La proposta, firmata dagli Assessori alle Politiche Sociali e al Diritto alla Città, ai Beni Comuni e all’Urbanistica Roberta Gaeta e Carmine Piscopo, ha dunque visto la sua più concreta realizzazione. I lavori hanno coperto circa 240 metri quadri dell’intera struttura, finanziati per 74mila euro dalla fondazione e per la restante parte (a copertura dell’importo di 130mila euro) dal Comune capitanato da Luigi de Magistris. Ambienti divisi per uomini e donne e attenzione ai disabili per i quali è stata allestita una zona ad hoc: il progetto ha previsto la realizzazione di uno spazio di accoglienza diurno con servizi igienici e docce ospitati al piano terra di via Tanucci 9, attualmente fruibili per tre giorni alla settimana (lunedì e venerdì dalle 9 alle 12 e il mercoledì dalle 15 alle 18) in modo del tutto gratuito.
«Si realizza finalmente un sogno: sono 15 anni che stiamo lottando per l’Albergo dei Poveri, fra mille battaglie e mille sconfitte, ma è solo l’inizio. Qui ci sono 1500 metri quadrati che devono essere resi accessibili per davvero ed è fondamentale che vengano realizzati. Siamo grati al Comune perché questo è un atto politico. Non è carità verso i poveracci, è dare dignità agli ultimi, ai clochard, ai senza fissa dimora che, ricordo a tutti, per l’80% non sono stranieri, sono napoletani, per cui è un dovere della città, è un obbligo dei politici e degli amministratori offrire un servizio per dare dignità. Voglio davvero che questi cittadini possano farsi una doccia e, lentamente, vedere un medico, un avvocato, voglio che ci sia qui l’anagrafe. Devono sentirsi accolti e aiutati», ha detto padre Alex Zanotelli. A fargli eco, l’Assessore Gaeta: «Non è soltanto un servizio per la cura personale, […] è soprattutto un ristabilire una relazione con persone a cui magari potremmo dare delle risposte anche in altri termini, in termini di servizi, di sostegno e, quindi, favorire la fuoriuscita da una marginalità estrema che deve essere sempre più contrastata».
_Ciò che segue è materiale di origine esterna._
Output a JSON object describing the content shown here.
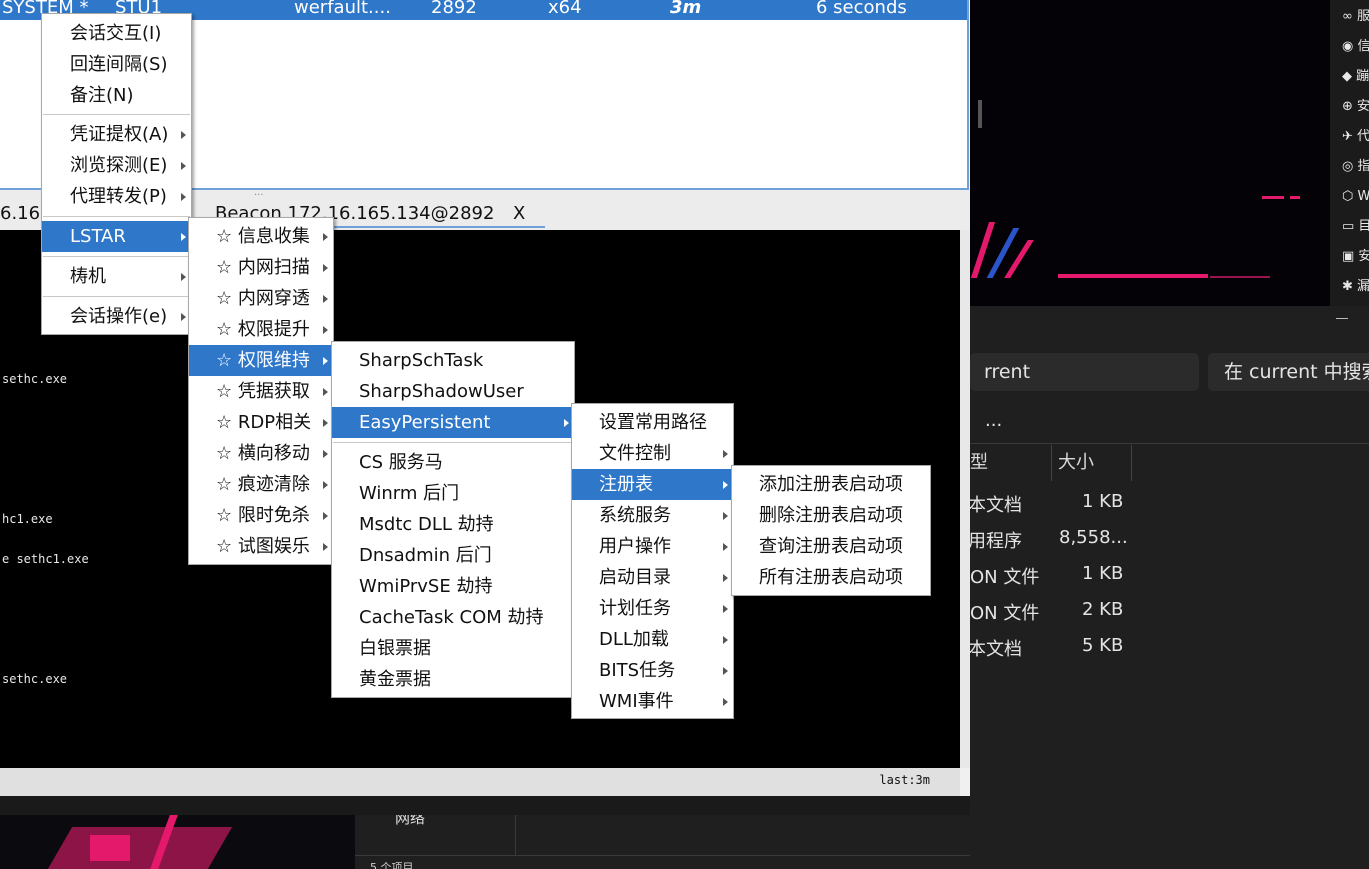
{
  "session_row": {
    "user": "SYSTEM *",
    "computer": "STU1",
    "process": "werfault....",
    "pid": "2892",
    "arch": "x64",
    "last": "3m",
    "sleep": "6 seconds"
  },
  "tabs": {
    "left_partial": "6.165",
    "beacon_tab": "Beacon 172.16.165.134@2892",
    "close": "X"
  },
  "console_lines": [
    "sethc.exe",
    "hc1.exe",
    "e sethc1.exe",
    "sethc.exe"
  ],
  "status": {
    "last": "last:3m"
  },
  "menu_main": [
    "会话交互(I)",
    "回连间隔(S)",
    "备注(N)",
    "凭证提权(A)",
    "浏览探测(E)",
    "代理转发(P)",
    "LSTAR",
    "梼机",
    "会话操作(e)"
  ],
  "menu_lstar": [
    "☆ 信息收集",
    "☆ 内网扫描",
    "☆ 内网穿透",
    "☆ 权限提升",
    "☆ 权限维持",
    "☆ 凭据获取",
    "☆ RDP相关",
    "☆ 横向移动",
    "☆ 痕迹清除",
    "☆ 限时免杀",
    "☆ 试图娱乐"
  ],
  "menu_persist": [
    "SharpSchTask",
    "SharpShadowUser",
    "EasyPersistent",
    "CS 服务马",
    "Winrm 后门",
    "Msdtc DLL 劫持",
    "Dnsadmin 后门",
    "WmiPrvSE 劫持",
    "CacheTask COM 劫持",
    "白银票据",
    "黄金票据"
  ],
  "menu_easy": [
    "设置常用路径",
    "文件控制",
    "注册表",
    "系统服务",
    "用户操作",
    "启动目录",
    "计划任务",
    "DLL加载",
    "BITS任务",
    "WMI事件"
  ],
  "menu_registry": [
    "添加注册表启动项",
    "删除注册表启动项",
    "查询注册表启动项",
    "所有注册表启动项"
  ],
  "explorer": {
    "path_partial": "rrent",
    "search_placeholder": "在 current 中搜索",
    "more": "...",
    "col_type_partial": "型",
    "col_size": "大小",
    "rows": [
      {
        "type": "本文档",
        "size": "1 KB"
      },
      {
        "type": "用程序",
        "size": "8,558..."
      },
      {
        "type": "ON 文件",
        "size": "1 KB"
      },
      {
        "type": "ON 文件",
        "size": "2 KB"
      },
      {
        "type": "本文档",
        "size": "5 KB"
      }
    ],
    "nav_partial": "网络",
    "item_count": "5 个项目"
  },
  "right_rail": [
    "服",
    "信",
    "蹦",
    "安",
    "代",
    "指",
    "W",
    "目",
    "安",
    "漏"
  ],
  "colors": {
    "selection": "#2f77c9",
    "neon": "#e5196b"
  }
}
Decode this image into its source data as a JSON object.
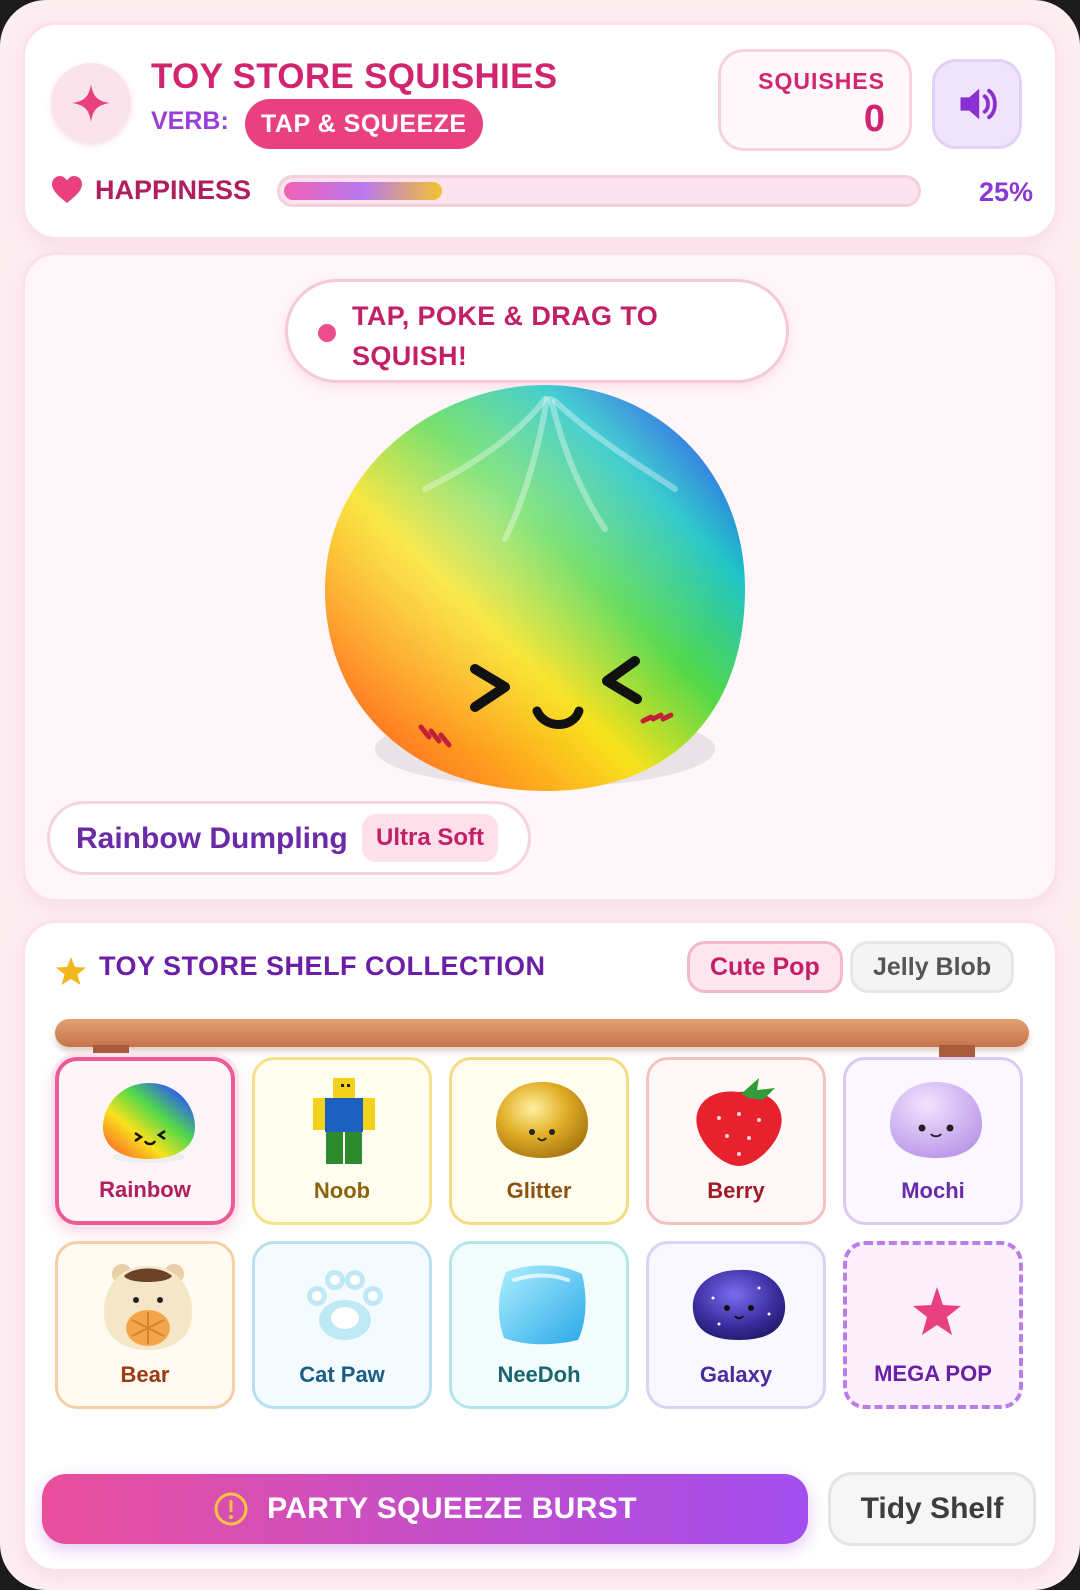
{
  "header": {
    "title": "TOY STORE SQUISHIES",
    "verb_label": "VERB:",
    "verb_value": "TAP & SQUEEZE",
    "counter_label": "SQUISHES",
    "counter_value": "0",
    "happiness_label": "HAPPINESS",
    "happiness_percent_text": "25%",
    "happiness_value": 0.25
  },
  "stage": {
    "hint": "TAP, POKE & DRAG TO SQUISH!",
    "current_name": "Rainbow Dumpling",
    "current_tag": "Ultra Soft"
  },
  "shelf": {
    "title": "TOY STORE SHELF COLLECTION",
    "themes": [
      {
        "label": "Cute Pop",
        "active": true
      },
      {
        "label": "Jelly Blob",
        "active": false
      }
    ],
    "items": [
      {
        "label": "Rainbow",
        "icon": "rainbow-dumpling-icon",
        "selected": true
      },
      {
        "label": "Noob",
        "icon": "noob-figure-icon"
      },
      {
        "label": "Glitter",
        "icon": "glitter-bun-icon"
      },
      {
        "label": "Berry",
        "icon": "strawberry-icon"
      },
      {
        "label": "Mochi",
        "icon": "mochi-icon"
      },
      {
        "label": "Bear",
        "icon": "bear-icon"
      },
      {
        "label": "Cat Paw",
        "icon": "cat-paw-icon"
      },
      {
        "label": "NeeDoh",
        "icon": "needoh-cube-icon"
      },
      {
        "label": "Galaxy",
        "icon": "galaxy-blob-icon"
      },
      {
        "label": "MEGA POP",
        "icon": "star-icon"
      }
    ]
  },
  "actions": {
    "burst_label": "PARTY SQUEEZE BURST",
    "tidy_label": "Tidy Shelf"
  },
  "colors": {
    "accent_pink": "#e9417f",
    "accent_purple": "#9a3fd8",
    "background": "#fdeef2"
  }
}
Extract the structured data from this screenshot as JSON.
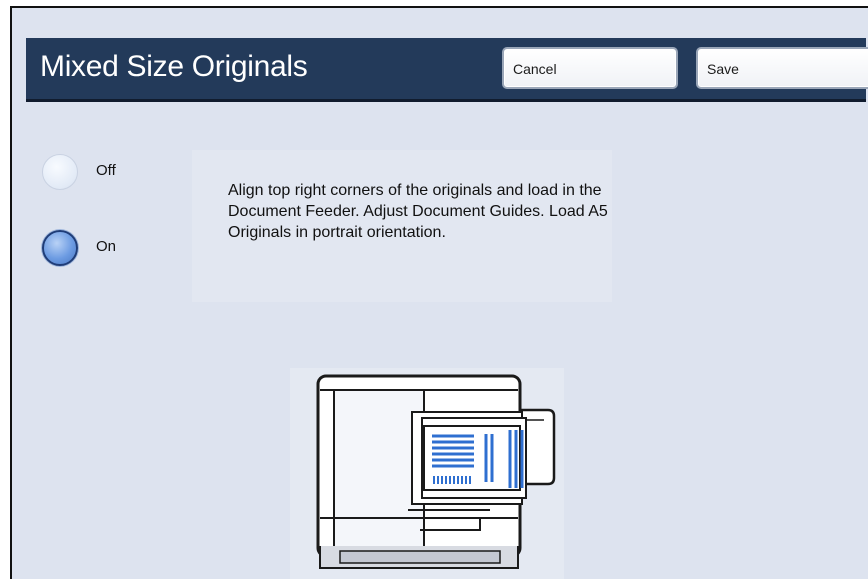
{
  "header": {
    "title": "Mixed Size Originals",
    "cancel_label": "Cancel",
    "save_label": "Save"
  },
  "options": [
    {
      "label": "Off",
      "selected": false
    },
    {
      "label": "On",
      "selected": true
    }
  ],
  "instructions": "Align top right corners of the originals and load in the Document Feeder.  Adjust Document Guides.  Load A5 Originals in portrait orientation.",
  "illustration": {
    "icon": "document-feeder-icon"
  },
  "colors": {
    "header_bg": "#233a5a",
    "screen_bg": "#dde3ef",
    "accent_blue": "#2f6fd0",
    "selected_radio": "#5f8fdc"
  }
}
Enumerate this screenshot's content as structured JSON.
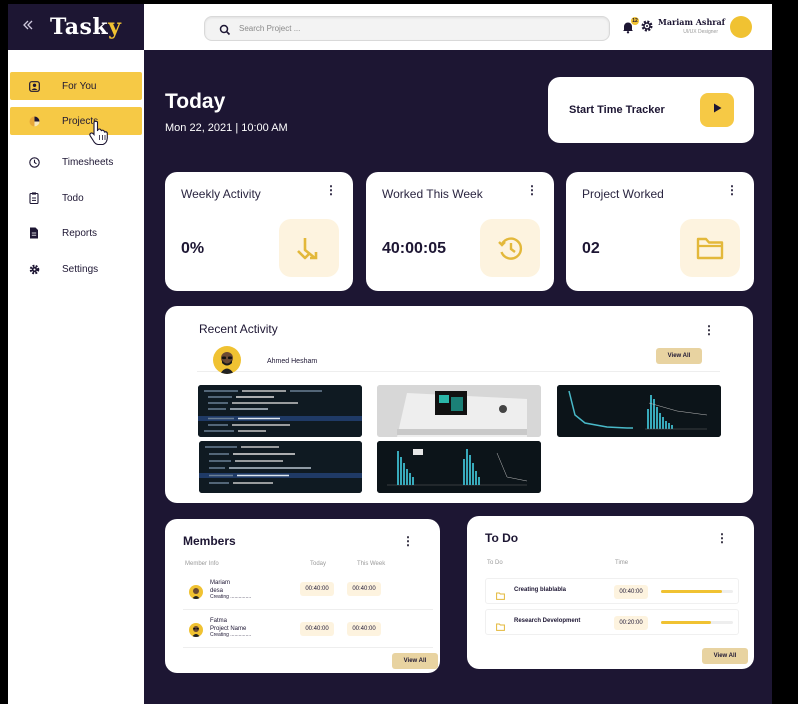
{
  "brand": {
    "back_icon": "chevrons-left-icon",
    "logo_main": "Task",
    "logo_accent": "y"
  },
  "topbar": {
    "search_placeholder": "Search Project ...",
    "notification_count": "12",
    "user_name": "Mariam Ashraf",
    "user_role": "UI/UX Designer"
  },
  "sidebar": {
    "items": [
      {
        "label": "For You",
        "icon": "user-icon",
        "active": true
      },
      {
        "label": "Projects",
        "icon": "pie-chart-icon",
        "active": true
      },
      {
        "label": "Timesheets",
        "icon": "clock-icon",
        "active": false
      },
      {
        "label": "Todo",
        "icon": "clipboard-icon",
        "active": false
      },
      {
        "label": "Reports",
        "icon": "document-icon",
        "active": false
      },
      {
        "label": "Settings",
        "icon": "gear-icon",
        "active": false
      }
    ]
  },
  "main": {
    "title": "Today",
    "date": "Mon 22, 2021 | 10:00 AM",
    "tracker_label": "Start Time Tracker",
    "stats": [
      {
        "title": "Weekly Activity",
        "value": "0%",
        "icon": "arrows-merge-icon"
      },
      {
        "title": "Worked This Week",
        "value": "40:00:05",
        "icon": "history-clock-icon"
      },
      {
        "title": "Project Worked",
        "value": "02",
        "icon": "folder-icon"
      }
    ],
    "recent": {
      "title": "Recent Activity",
      "user": "Ahmed Hesham",
      "view_all": "View All"
    },
    "members": {
      "title": "Members",
      "columns": [
        "Member Info",
        "Today",
        "This Week"
      ],
      "rows": [
        {
          "name": "Mariam",
          "sub": "desa",
          "status": "Creating ...............",
          "today": "00:40:00",
          "week": "00:40:00"
        },
        {
          "name": "Fatma",
          "sub": "Project Name",
          "status": "Creating ...............",
          "today": "00:40:00",
          "week": "00:40:00"
        }
      ],
      "view_all": "View All"
    },
    "todo": {
      "title": "To Do",
      "columns": [
        "To Do",
        "Time"
      ],
      "rows": [
        {
          "name": "Creating blablabla",
          "time": "00:40:00",
          "progress": 0.85
        },
        {
          "name": "Research Development",
          "time": "00:20:00",
          "progress": 0.7
        }
      ],
      "view_all": "View All"
    }
  },
  "colors": {
    "accent": "#f6c945",
    "background": "#1d1633",
    "card": "#ffffff",
    "icon_bg": "#fdf3df"
  }
}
L’obiettivo, confermano le parti in causa, è quello di aspirare, perché no, anche alla possibilità di un cambio d’abito, a screening gratuiti, a consulenze legali e tanto altro. «In questo territorio, senza nessun conflitto sociale, ci sono ormai da tantissimi anni due dormitori pubblici che si trovano al quartiere Sanità e oggi anche lo spazio doccia, un posto che darà grande dignità alla città e che, soprattutto, servirà ad aiutare i più deboli. In un momento in cui sembra che il problema di questo Paese siano i poveri, la città di Napoli risponde in solidarietà con chi ne ha più bisogno», ha affermato Ivo Poggiani, Presidente della III Municipalità partenopea, rimarcando quella che è da sempre la linea segnata dal Primo Cittadino.
Gli invisibili, dunque, non esistono, non se si sceglie di vederli e sicuramente non a Napoli. Lì dove letto stretto, coricati in mezzo non è soltanto un detto, ma un modo di vivere la vita e l’altro.